L’exposition « While You Sleep » rassemble des œuvres réalisées depuis le premier confinement. Comment vous est venue l’idée de les rassembler ici ?
Martine Feipel : Ça fait un petit moment qu’on pense à cette exposition, même si les œuvres ont été réalisées ces derniers mois, la plupart en 2020. Dans notre travail, on se positionne toujours dans un rapport à l’environnement, à l’espace, à la technologie… Il faut décélérer ce monde; avec la crise sanitaire et l’enfermement, on a tous pu faire une réflexion sur le monde, qui est constamment dans l’expansion, l’accélération. On a voulu faire une sorte d’introspection, une envie de se recentrer sur des choses essentielles autour de nous, moins superficielles. Et une envie aussi de penser à l’autre, à la nature. D’où le titre, « While You Sleep » : le monde entier est au ralenti, à moitié endormi, mais, de manière plus intime, c’est aussi le regard d’une mère sur son enfant, ou celui d’une personne dans un couple. Il y a cette idée de faire attention à ceux qui nous sont proches.
« While You Sleep », c’est aussi cette sensation de rêve qui habite vos œuvres. Dans une période cannibalisée par le concret et les chiffres qui tombent tous les jours, pensez-vous que l’imaginaire se perd ?

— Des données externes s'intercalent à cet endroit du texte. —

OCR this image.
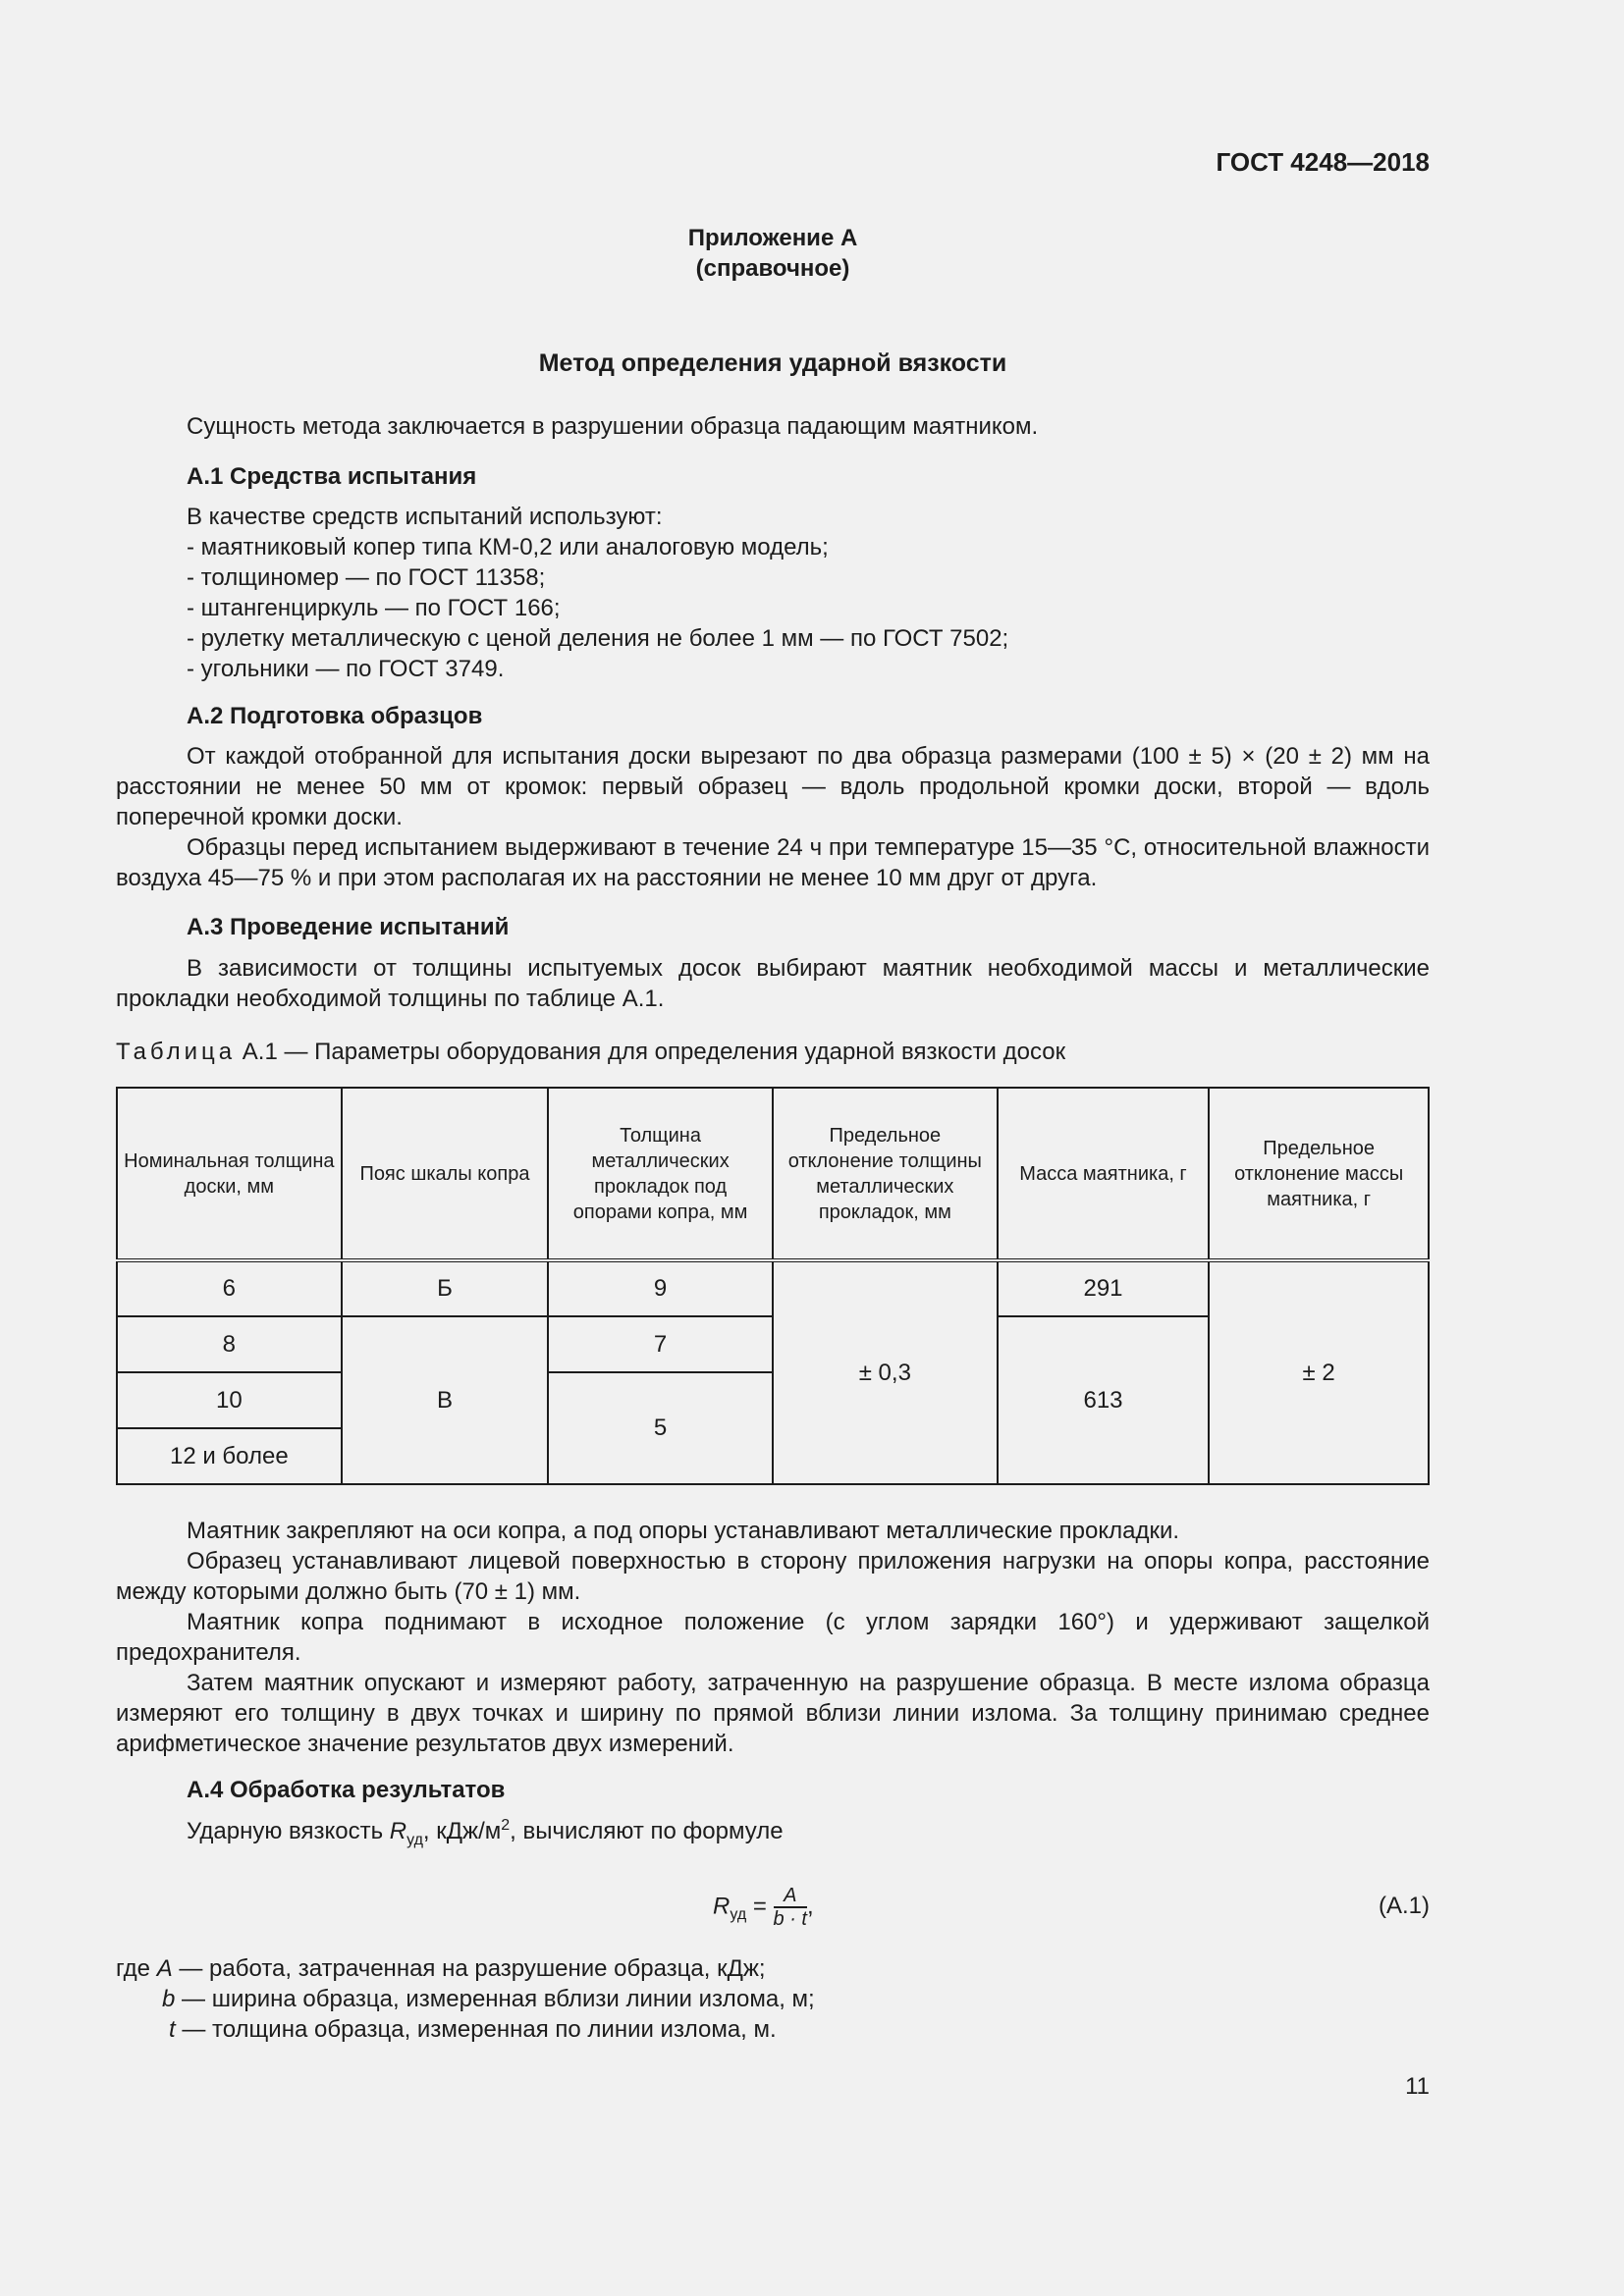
ГОСТ 4248—2018
Приложение А
(справочное)
Метод определения ударной вязкости

Сущность метода заключается в разрушении образца падающим маятником.

А.1 Средства испытания

В качестве средств испытаний используют:

- маятниковый копер типа КМ-0,2 или аналоговую модель;

- толщиномер — по ГОСТ 11358;

- штангенциркуль — по ГОСТ 166;

- рулетку металлическую с ценой деления не более 1 мм — по ГОСТ 7502;

- угольники — по ГОСТ 3749.

А.2 Подготовка образцов

От каждой отобранной для испытания доски вырезают по два образца размерами (100 ± 5) × (20 ± 2) мм на расстоянии не менее 50 мм от кромок: первый образец — вдоль продольной кромки доски, второй — вдоль поперечной кромки доски.

Образцы перед испытанием выдерживают в течение 24 ч при температуре 15—35 °С, относительной влажности воздуха 45—75 % и при этом располагая их на расстоянии не менее 10 мм друг от друга.

А.3 Проведение испытаний

В зависимости от толщины испытуемых досок выбирают маятник необходимой массы и металлические прокладки необходимой толщины по таблице А.1.

Таблица А.1 — Параметры оборудования для определения ударной вязкости досок
Номинальная толщина доски, мм	Пояс шкалы копра	Толщина металлических прокладок под опорами копра, мм	Предельное отклонение толщины металлических прокладок, мм	Масса маятника, г	Предельное отклонение массы маятника, г
6	Б	9	± 0,3	291	± 2
8	В	7		613	
10		5			
12 и более					

Маятник закрепляют на оси копра, а под опоры устанавливают металлические прокладки.

Образец устанавливают лицевой поверхностью в сторону приложения нагрузки на опоры копра, расстояние между которыми должно быть (70 ± 1) мм.

Маятник копра поднимают в исходное положение (с углом зарядки 160°) и удерживают защелкой предохранителя.

Затем маятник опускают и измеряют работу, затраченную на разрушение образца. В месте излома образца измеряют его толщину в двух точках и ширину по прямой вблизи линии излома. За толщину принимаю среднее арифметическое значение результатов двух измерений.

А.4 Обработка результатов

Ударную вязкость $R_{уд}$, кДж/$м^2$, вычисляют по формуле

$R_{уд} = \frac{A}{b \cdot t}$ ,	(А.1)
где A — работа, затраченная на разрушение образца, кДж;
b — ширина образца, измеренная вблизи линии излома, м;
t — толщина образца, измеренная по линии излома, м.
11
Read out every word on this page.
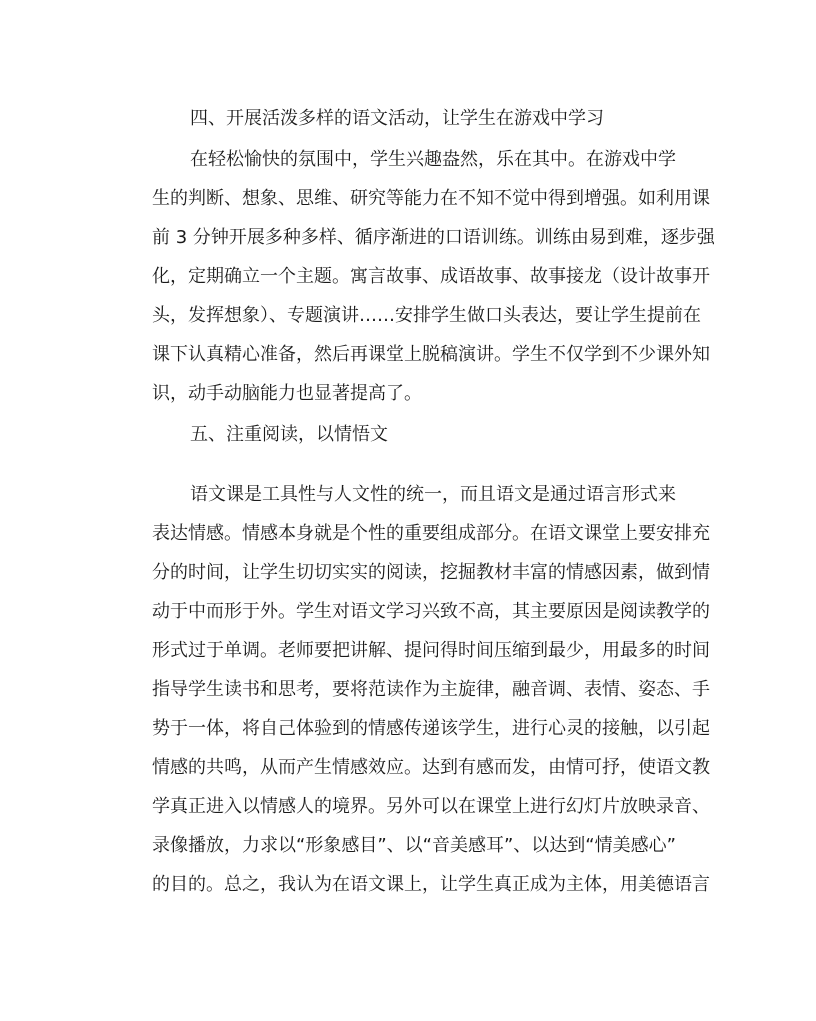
四、开展活泼多样的语文活动，让学生在游戏中学习
在轻松愉快的氛围中，学生兴趣盎然，乐在其中。在游戏中学
生的判断、想象、思维、研究等能力在不知不觉中得到增强。如利用课
前 3 分钟开展多种多样、循序渐进的口语训练。训练由易到难，逐步强
化，定期确立一个主题。寓言故事、成语故事、故事接龙（设计故事开
头，发挥想象）、专题演讲……安排学生做口头表达，要让学生提前在
课下认真精心准备，然后再课堂上脱稿演讲。学生不仅学到不少课外知
识，动手动脑能力也显著提高了。
五、注重阅读，以情悟文
语文课是工具性与人文性的统一，而且语文是通过语言形式来
表达情感。情感本身就是个性的重要组成部分。在语文课堂上要安排充
分的时间，让学生切切实实的阅读，挖掘教材丰富的情感因素，做到情
动于中而形于外。学生对语文学习兴致不高，其主要原因是阅读教学的
形式过于单调。老师要把讲解、提问得时间压缩到最少，用最多的时间
指导学生读书和思考，要将范读作为主旋律，融音调、表情、姿态、手
势于一体，将自己体验到的情感传递该学生，进行心灵的接触，以引起
情感的共鸣，从而产生情感效应。达到有感而发，由情可抒，使语文教
学真正进入以情感人的境界。另外可以在课堂上进行幻灯片放映录音、
录像播放，力求以“形象感目”、以“音美感耳”、以达到“情美感心”
的目的。总之，我认为在语文课上，让学生真正成为主体，用美德语言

On a tellement été enfermés dans un climat catastrophique qu’on a besoin de s’évader vers des choses qui nous enchantent, qui nous émerveillent. Nous, ça nous a donné l’envie de rêver encore plus. Dans ce travail, comme dans la pièce While You Sleep, il y a un regard fantasmé sur la nature. On essaie de transporter le spectateur ailleurs. Et en même temps, on utilise des formes qui sont les nôtres, simplistes, purifiées, assez brutes aussi, avec une ambiguïté entre l’abstrait et le figuratif… Il y a des formes primitives, presque violentes. C’est quelque chose de très physique. On se tourne plutôt vers des matériaux naturels, comme la céramique, pour laquelle on garde des parties brutes et d’autres pas; ça donne un contraste entre des couleurs émaillées, très colorées, et cette matière brute à l’état naturel.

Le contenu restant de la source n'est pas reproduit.